In the majority of cases, the cranial nerve deficits resolve during the postoperative period. Although most epidermoid cysts can be totally resected with good postoperative outcomes, there still are cases in which total resection is impossible without resulting in severe neurological deficits. Severe injury of the lower cranial nerves, particularly in cases of bilateral cysts, may result in life-threatening aspiration pneumonia. Long follow-up radiological studies are necessary to depict cyst recurrence or regrowth.
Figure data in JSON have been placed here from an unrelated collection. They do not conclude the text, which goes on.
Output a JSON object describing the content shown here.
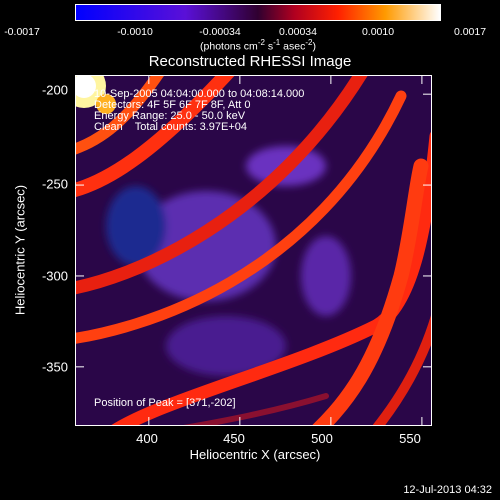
{
  "chart_data": {
    "type": "heatmap",
    "title": "Reconstructed RHESSI Image",
    "xlabel": "Heliocentric X (arcsec)",
    "ylabel": "Heliocentric Y (arcsec)",
    "xlim": [
      360,
      555
    ],
    "ylim": [
      -382,
      -190
    ],
    "x_ticks": [
      400,
      450,
      500,
      550
    ],
    "y_ticks": [
      -200,
      -250,
      -300,
      -350
    ],
    "colorbar": {
      "ticks": [
        "-0.0017",
        "-0.0010",
        "-0.00034",
        "0.00034",
        "0.0010",
        "0.0017"
      ],
      "range": [
        -0.0017,
        0.0017
      ],
      "units_label": "(photons cm",
      "units_sup1": "-2",
      "units_mid1": " s",
      "units_sup2": "-1",
      "units_mid2": " asec",
      "units_sup3": "-2",
      "units_end": ")"
    },
    "info_lines": [
      "10-Sep-2005 04:04:00.000 to 04:08:14.000",
      "Detectors: 4F 5F 6F 7F 8F, Att 0",
      "Energy Range: 25.0 - 50.0 keV",
      "Clean    Total counts: 3.97E+04"
    ],
    "peak_label": "Position of Peak = [371,-202]",
    "peak": [
      371,
      -202
    ]
  },
  "timestamp": "12-Jul-2013 04:32"
}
The authors provide a broad experience in the treatment and management of epidermoids of the CPA. Because these are slow-growing tumors, the follow-up period of 42 months is short to ensure permanent cure. However, my personal experience indicates that as the authors suggest, an absolute total removal of the capsule and interstices of an epidermoid tumor is not necessary to ensure long-term cure. I have had patients who have gone 25 years after radical but subtotal removal of the capsule material without any evidence of recurrence. Therefore, the best attempt at removal of the contents as well as the capsule should be performed but not to the point of sacrificing vital structures, such as cranial nerves and blood vessels of the posterior fossa. Vigorous attempts to remove every last scrap have resulted in unwarranted cranial nerve deficit as well as injury to arteries. The authors present, overall, a large experience with excellent results in these benign lesions.
New York, New York
Mohanty et al. present their clinical experience with CPA epidermoids in 25 patients. This is a relatively large series of CPA epidermoids, and the authors further review the pertinent literature. The authors conclude that they prefer a somewhat conservative approach with subtotal removal for these CPA epidermoid tumors, which is in accordance with the majority of the previous literature. With the advent of the keyhole microneurosurgical technique and precise sharp dissection, it is possible to completely resect this tumor with negligible morbidity.
Through my experience with more than 120 cases of this type of tumor, I have obtained extremely satisfactory results with radical total resection, and I think that this benign process has to be resected in total fashion. The follow-up period of 3 to 4 years is not enough for this benign process. The epidermoid tumor will recur for 10 to 15 years.